Elizabeth had never worked for Polly Peck; she ran South Audley Management, looking after Nadir’s personal (not corporate) interests – and the trust arrangements had been set up by Citibank, “that’s why I knew everything was squeaky-clean”. She’s always claimed – and indeed, the appeal court agreed – that she was completely innocent. “It was all a great conspiracy,” she tells me, in her soft-spoken way. “They had no evidence against Asil Nadir, and they wanted me to spill the beans.

“There’s something else you should know: they put a spy into my prison,” she adds – and my eyebrows shoot up but apparently it’s true, the spy’s name was Olivia Frank, she’s a transgender woman and she’s now written a book (The Mossad Spy) detailing her involvement in various dark ops, including the Nadir case; “They spent a lot of time working this out, the authorities.” Elizabeth is herself writing a book, her second one (the first was in 1996, a relatively dry corporate history called Who Killed Polly Peck? The Corporate Assassination of Asil Nadir), trying to set the record straight after all these years.

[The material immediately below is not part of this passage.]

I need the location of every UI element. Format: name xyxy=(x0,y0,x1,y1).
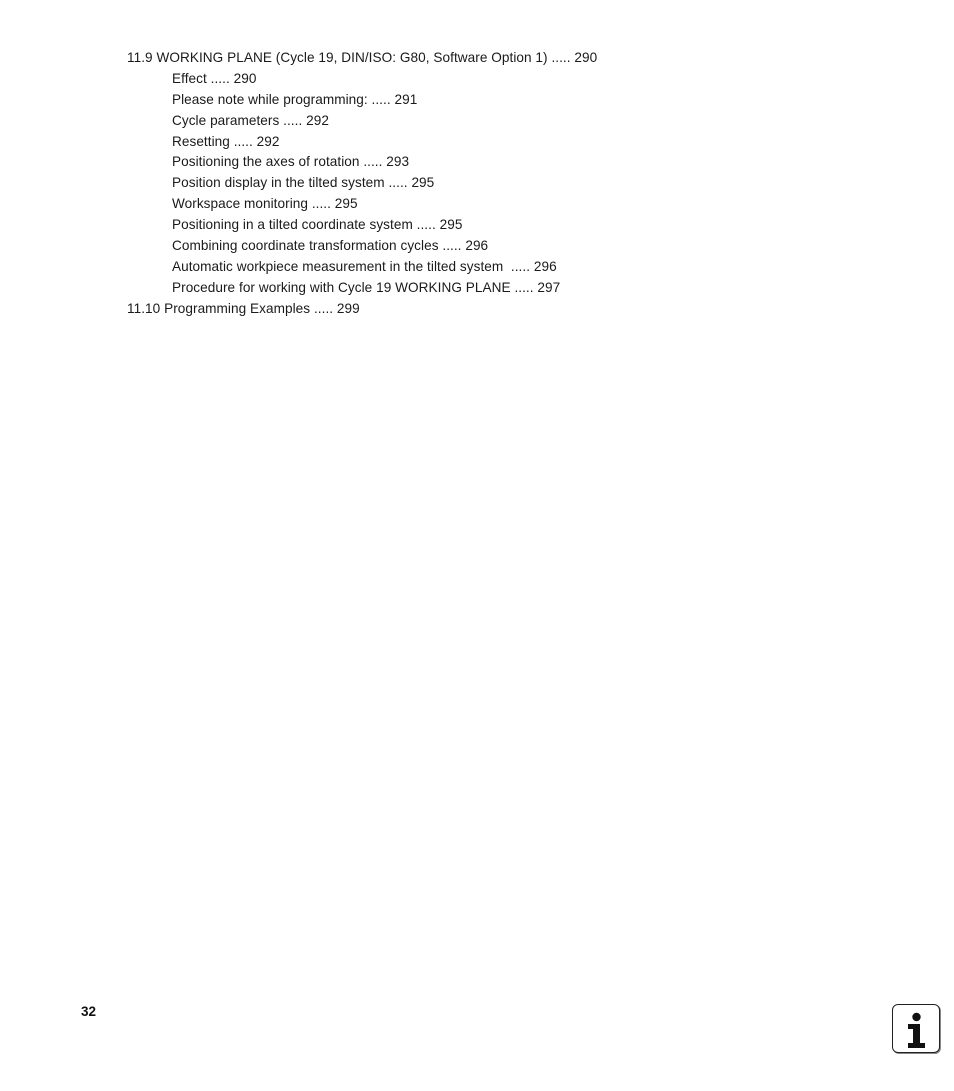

There have been two great crises in the life of Elizabeth Forsyth: her time in prison and the death, years before, of her baby son Ian (whose name was later transferred to another son, now Fiona’s younger brother). The baby was born premature and died a week later – “I was given him to hold, and never saw him again” – a tragedy that was even more injurious than her Polly Peck humiliation, especially in destabilising her marriage. Have these things been traumatic? Yes and no, she replies carefully. “I think you’re a better person if you suffer, and then recover from it. You then understand how other people feel.” I recall her mention of the fellow prisoners she met and sometimes mentored, poor people who’d endured “awful childhoods”. It’d be wrong to say that prison was a humbling experience for Elizabeth (there’s no indication she was ever an arrogant person), but it must’ve been eye-opening – and, in a way, enriching – after a lifetime of privilege.

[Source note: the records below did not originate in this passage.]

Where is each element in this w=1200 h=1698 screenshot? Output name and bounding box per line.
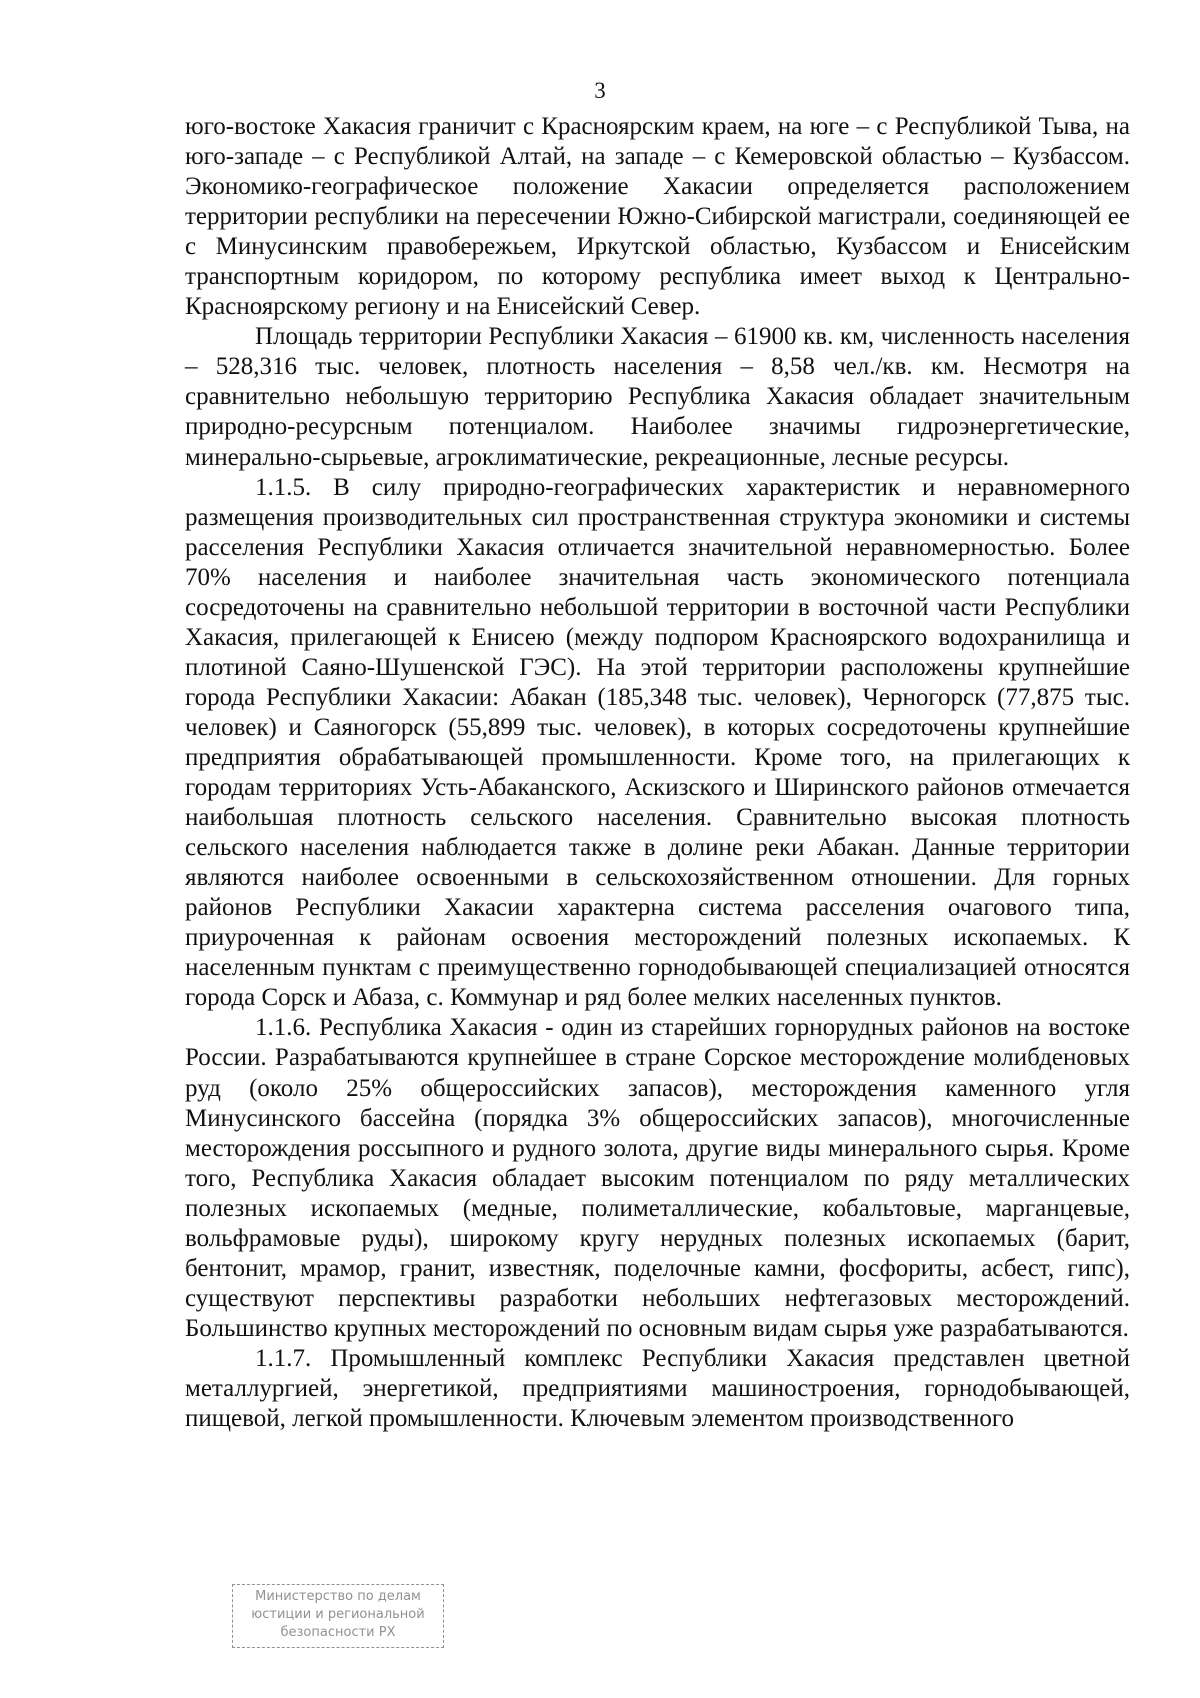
page-number: 3 bbox=[594, 78, 606, 103]
stamp-line-3: безопасности РХ bbox=[280, 1625, 396, 1640]
stamp-line-2: юстиции и региональной bbox=[251, 1607, 425, 1622]
document-body bbox=[185, 112, 1130, 1434]
paragraph-2: Площадь территории Республики Хакасия – 61900 кв. км, численность населения – 528,316 тыс. человек, плотность населения – 8,58 чел./кв. км. Несмотря на сравнительно небольшую территорию Республика Хакасия обладает значительным природно-ресурсным потенциалом. Наиболее значимы гидроэнергетические, минерально-сырьевые, агроклиматические, рекреационные, лесные ресурсы. bbox=[185, 323, 1130, 471]
paragraph-1-1-5: 1.1.5. В силу природно-географических характеристик и неравномерного размещения производительных сил пространственная структура экономики и системы расселения Республики Хакасия отличается значительной неравномерностью. Более 70% населения и наиболее значительная часть экономического потенциала сосредоточены на сравнительно небольшой территории в восточной части Республики Хакасия, прилегающей к Енисею (между подпором Красноярского водохранилища и плотиной Саяно-Шушенской ГЭС). На этой территории расположены крупнейшие города Республики Хакасии: Абакан (185,348 тыс. человек), Черногорск (77,875 тыс. человек) и Саяногорск (55,899 тыс. человек), в которых сосредоточены крупнейшие предприятия обрабатывающей промышленности. Кроме того, на прилегающих к городам территориях Усть-Абаканского, Аскизского и Ширинского районов отмечается наибольшая плотность сельского населения. Сравнительно высокая плотность сельского населения наблюдается также в долине реки Абакан. Данные территории являются наиболее освоенными в сельскохозяйственном отношении. Для горных районов Республики Хакасии характерна система расселения очагового типа, приуроченная к районам освоения месторождений полезных ископаемых. К населенным пунктам с преимущественно горнодобывающей специализацией относятся города Сорск и Абаза, с. Коммунар и ряд более мелких населенных пунктов. bbox=[185, 473, 1130, 1012]
stamp-line-1: Министерство по делам bbox=[255, 1589, 421, 1604]
paragraph-1: юго-востоке Хакасия граничит с Красноярским краем, на юге – с Республикой Тыва, на юго-западе – с Республикой Алтай, на западе – с Кемеровской областью – Кузбассом. Экономико-географическое положение Хакасии определяется расположением территории республики на пересечении Южно-Сибирской магистрали, соединяющей ее с Минусинским правобережьем, Иркутской областью, Кузбассом и Енисейским транспортным коридором, по которому республика имеет выход к Центрально-Красноярскому региону и на Енисейский Север. bbox=[185, 113, 1130, 321]
paragraph-1-1-7: 1.1.7. Промышленный комплекс Республики Хакасия представлен цветной металлургией, энергетикой, предприятиями машиностроения, горнодобывающей, пищевой, легкой промышленности. Ключевым элементом производственного bbox=[185, 1344, 1130, 1433]
ministry-stamp bbox=[232, 1584, 444, 1648]
paragraph-1-1-6: 1.1.6. Республика Хакасия - один из старейших горнорудных районов на востоке России. Разрабатываются крупнейшее в стране Сорское месторождение молибденовых руд (около 25% общероссийских запасов), месторождения каменного угля Минусинского бассейна (порядка 3% общероссийских запасов), многочисленные месторождения россыпного и рудного золота, другие виды минерального сырья. Кроме того, Республика Хакасия обладает высоким потенциалом по ряду металлических полезных ископаемых (медные, полиметаллические, кобальтовые, марганцевые, вольфрамовые руды), широкому кругу нерудных полезных ископаемых (барит, бентонит, мрамор, гранит, известняк, поделочные камни, фосфориты, асбест, гипс), существуют перспективы разработки небольших нефтегазовых месторождений. Большинство крупных месторождений по основным видам сырья уже разрабатываются. bbox=[185, 1014, 1130, 1342]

She’s aristocratic, even here, in the Ezic Premier; there’s a kind of benevolent grandness about her. She believes employers should “look after” their staff, like those old Victorian benefactors who built houses for them (she herself always got involved, asking after employees’ personal lives and trying to “help them with their troubles”). She calls, like a kindly auntie, on Greek and Turkish Cypriots to settle their differences and “sort the matter out”. Like the other Elizabeth, Queen Liz II, she radiates grandmotherly authority – and, like Liz, she seems indefatigable, dodgy hip or not. “I’m always interested in things, I like to be busy. There’s nothing worse than sitting doing nothing!” Not much chance of that, anyway.